Being short stocks may, at first, seem complicated to the novel investor. Yet, the basic principle is this: short-sellers make money by betting against individual stocks. In order to short a stock you simply borrow shares from a broker and sell them to another buyer, only to buy those shares back later -- ideally at a lower price.

If the stock price drops, the shorts profit the difference. However, short-sellers can quickly lose money if said stock rises on upbeat news or a positive quarterly report. Here's a useful and straightforward fact sheet for more in depth information on shorting stocks. In the meantime, three Motley Fool contributors explain below why GoPro (NASDAQ:GPRO), Weight Watchers (NASDAQ:WW), and Microsoft (NASDAQ:MSFT) are three stocks investors shouldn't short today.

Brian Stoffel (GoPro): One of the most dangerous things an individual investor can do is short an already-heavily shorted stock. That's because if the company you are shorting comes out with surprising and positive news, you'll get caught in a short-squeeze.

The way things are going today, I'd avoid shorting GoPro (NASDAQ:GPRO). In full disclosure, I already own the stock, but I've prepared myself for a rough couple of months: the company doesn't have a new iteration coming out for the holiday quarter, and it just had to lower the price of its Session camera.

Currently, 32 million shares of GoPro are being sold short, according to Nasdaq. Because insiders own so much of the company, that means that over half of all available shares for trading -- "the float" -- are being sold short, an extremely high percentage.

Since going public in 2014, GoPro hasn't had a single quarter where it didn't exceed analyst expectations for earnings. With many already factoring in a slow quarter for GoPro, it wouldn't be a huge stretch to believe that the trend will continue. If it does, and if management signals an upbeat outlook for the holiday quarter, it could create a lot of pain for short-sellers.

Tamara Walsh (Weight Watchers): The weight management company has been a favorite among short-sellers for years. Those betting against the stock are quick to note increased competition from fitness devices and health oriented smartphone apps and a subsequent shift away from traditional weight management services such as those offered by Weight Watchers.

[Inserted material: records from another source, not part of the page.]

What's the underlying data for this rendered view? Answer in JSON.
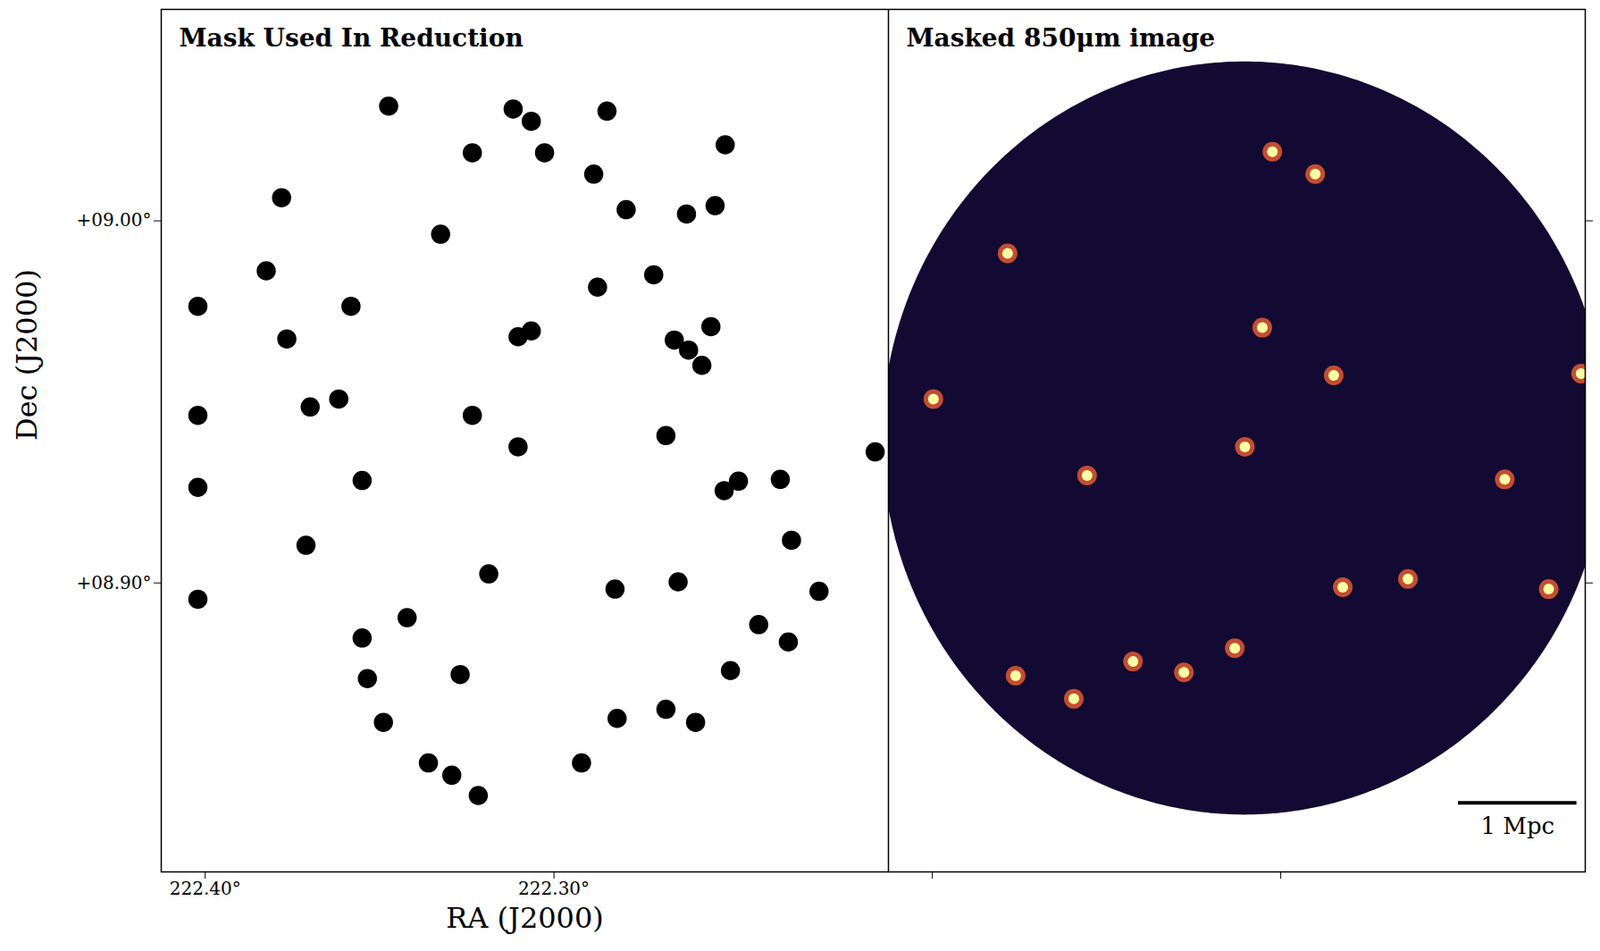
{
  "chart_data": [
    {
      "type": "scatter",
      "title": "Mask Used In Reduction",
      "x_label": "RA (J2000)",
      "y_label": "Dec (J2000)",
      "xlim": [
        222.4126,
        222.2041
      ],
      "ylim": [
        8.8202,
        9.0584
      ],
      "xticks": [
        {
          "value": 222.4,
          "label": "222.40°"
        },
        {
          "value": 222.3,
          "label": "222.30°"
        }
      ],
      "yticks": [
        {
          "value": 8.9,
          "label": "+08.90°"
        },
        {
          "value": 9.0,
          "label": "+09.00°"
        }
      ],
      "color": "#000000",
      "marker": "circle",
      "x": [
        222.3474,
        222.3117,
        222.3065,
        222.2848,
        222.2509,
        222.3234,
        222.3027,
        222.3781,
        222.2886,
        222.3325,
        222.2793,
        222.262,
        222.2538,
        222.3825,
        222.2714,
        222.4021,
        222.3582,
        222.2875,
        222.3766,
        222.3065,
        222.3103,
        222.2655,
        222.2614,
        222.2576,
        222.255,
        222.3699,
        222.3617,
        222.4021,
        222.3234,
        222.3103,
        222.2679,
        222.2079,
        222.4021,
        222.355,
        222.2512,
        222.2471,
        222.2351,
        222.3711,
        222.2319,
        222.3187,
        222.4021,
        222.2825,
        222.2644,
        222.224,
        222.3421,
        222.355,
        222.2413,
        222.2328,
        222.3535,
        222.3269,
        222.2494,
        222.3489,
        222.2819,
        222.2679,
        222.2594,
        222.336,
        222.3293,
        222.2921,
        222.3217
      ],
      "y": [
        9.0317,
        9.0309,
        9.0275,
        9.0303,
        9.021,
        9.0188,
        9.0188,
        9.0064,
        9.0129,
        8.9963,
        9.0031,
        9.0019,
        9.0042,
        8.9862,
        8.9851,
        8.9764,
        8.9764,
        8.9817,
        8.9674,
        8.9696,
        8.968,
        8.9671,
        8.9643,
        8.9601,
        8.9708,
        8.9486,
        8.9508,
        8.9463,
        8.9463,
        8.9376,
        8.9407,
        8.9362,
        8.9264,
        8.9283,
        8.9255,
        8.9281,
        8.9286,
        8.9104,
        8.9118,
        8.9025,
        8.8955,
        8.8983,
        8.9003,
        8.8977,
        8.8904,
        8.8848,
        8.8885,
        8.8837,
        8.8736,
        8.8747,
        8.8758,
        8.8615,
        8.8626,
        8.8651,
        8.8615,
        8.8503,
        8.8469,
        8.8503,
        8.8413
      ]
    },
    {
      "type": "image",
      "title": "Masked 850μm image",
      "xlim": [
        222.4126,
        222.2126
      ],
      "ylim": [
        8.8202,
        9.0584
      ],
      "xticks": [
        222.4,
        222.3
      ],
      "yticks": [
        8.9,
        9.0
      ],
      "tick_labels": false,
      "color": "#120a32",
      "footprint": {
        "center_x": 222.3103,
        "center_y": 8.9399,
        "radius": 0.104
      },
      "sources": {
        "x": [
          222.3024,
          222.2901,
          222.3053,
          222.2848,
          222.3103,
          222.3556,
          222.2357,
          222.2231,
          222.2822,
          222.3278,
          222.3424,
          222.3594,
          222.3784,
          222.3997,
          222.2138,
          222.2635,
          222.3761,
          222.3132
        ],
        "y": [
          9.0191,
          9.0129,
          8.9705,
          8.9573,
          8.9376,
          8.9297,
          8.9286,
          8.8983,
          8.8988,
          8.8753,
          8.8783,
          8.868,
          8.991,
          8.9508,
          8.9578,
          8.9011,
          8.8744,
          8.882
        ]
      },
      "scale_bar": {
        "label": "1 Mpc",
        "length": 0.034
      }
    }
  ]
}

However, Weight Watchers received a major celebrity endorsement earlier this month when Oprah announced a 10% stake in the company. This sent the stock soaring. Shares of Weight Watchers increased a whopping 150% in just five days on the news. This no doubt forced many short sellers to cover their positions, likely at a significant loss. Although, with Weight Watchers' stock now trading at more than 32 times next year's earnings, many of the shorts have gotten back into the name. "Borrowing in Weight Watchers shares jumped 25%" following Oprah's investment, according to Reuters.

A frozen Weight Watchers meal. Source: The Motley Fool.

More than 27% of Weight Watchers outstanding shares are now sold short. While this means a lot of investors are currently betting against the stock, it also means that any upbeat news could trigger a short-squeeze thereby forcing short-sellers to cover their positions and thus pushing the stock higher.

It is a bad idea to bet against media mogul Oprah. After all, Oprah isn't just buying a large stake in the company. She's also a brand ambassador for the weight loss program, and one with a massive consumer following. The talk show star also snagged a board seat, which will give her more influence over the company going forward. Ultimately, Oprah's involvement could help Weight Watchers attract new customers. And with New Year's around the corner millions of people will likely be setting weight loss goals -- two catalysts the could burn the shorts in the months ahead.

Tim Brugger (Microsoft): Taking a short position is often done with the near-term in mind, which is why stocks like Microsoft that have risen fairly dramatically, and quickly, are often targeted. Microsoft's share price climbed nearly 14% in the days following its fiscal 2016 Q1 earnings announced on Oct. 22. A prime target for shorting? No, because the run-up is not only warranted, it's overdue.

As Microsoft demonstrated again this past quarter, it's delivering on CEO Satya Nadella's mobile-first, cloud-first initiatives. As importantly, it appears investors have finally realized that Microsoft's fortunes are no longer reliant on the PC market. Despite revenue declining by 7% on a non-GAAP basis (excluding one-time items) last quarter – which would have been disastrous even a few quarters ago – the Street focused on the results that matter.

Its flagship product Office365 continues to impress, climbing nearly 70% in commercial revenue in Q1, and growing its consumer subscription base by about 20%. The recently unveiled Windows 10 already boasts more than 110 million unique device downloads, and its rapid adoption helped drive Bing's 29% increase in revenue last quarter, after factoring in currency headwinds.

But it was Microsoft's cloud efforts that stole the show, and the primary reason its current valuation -- and more -- are sustainable. At an annual run-rate of $8.2 billion, and growing, Microsoft's cloud sales are paying huge dividends. Yes, it took a while for investors to appreciate the results of the new Microsoft, but now that they have its stock doesn't belong on a list of shorts.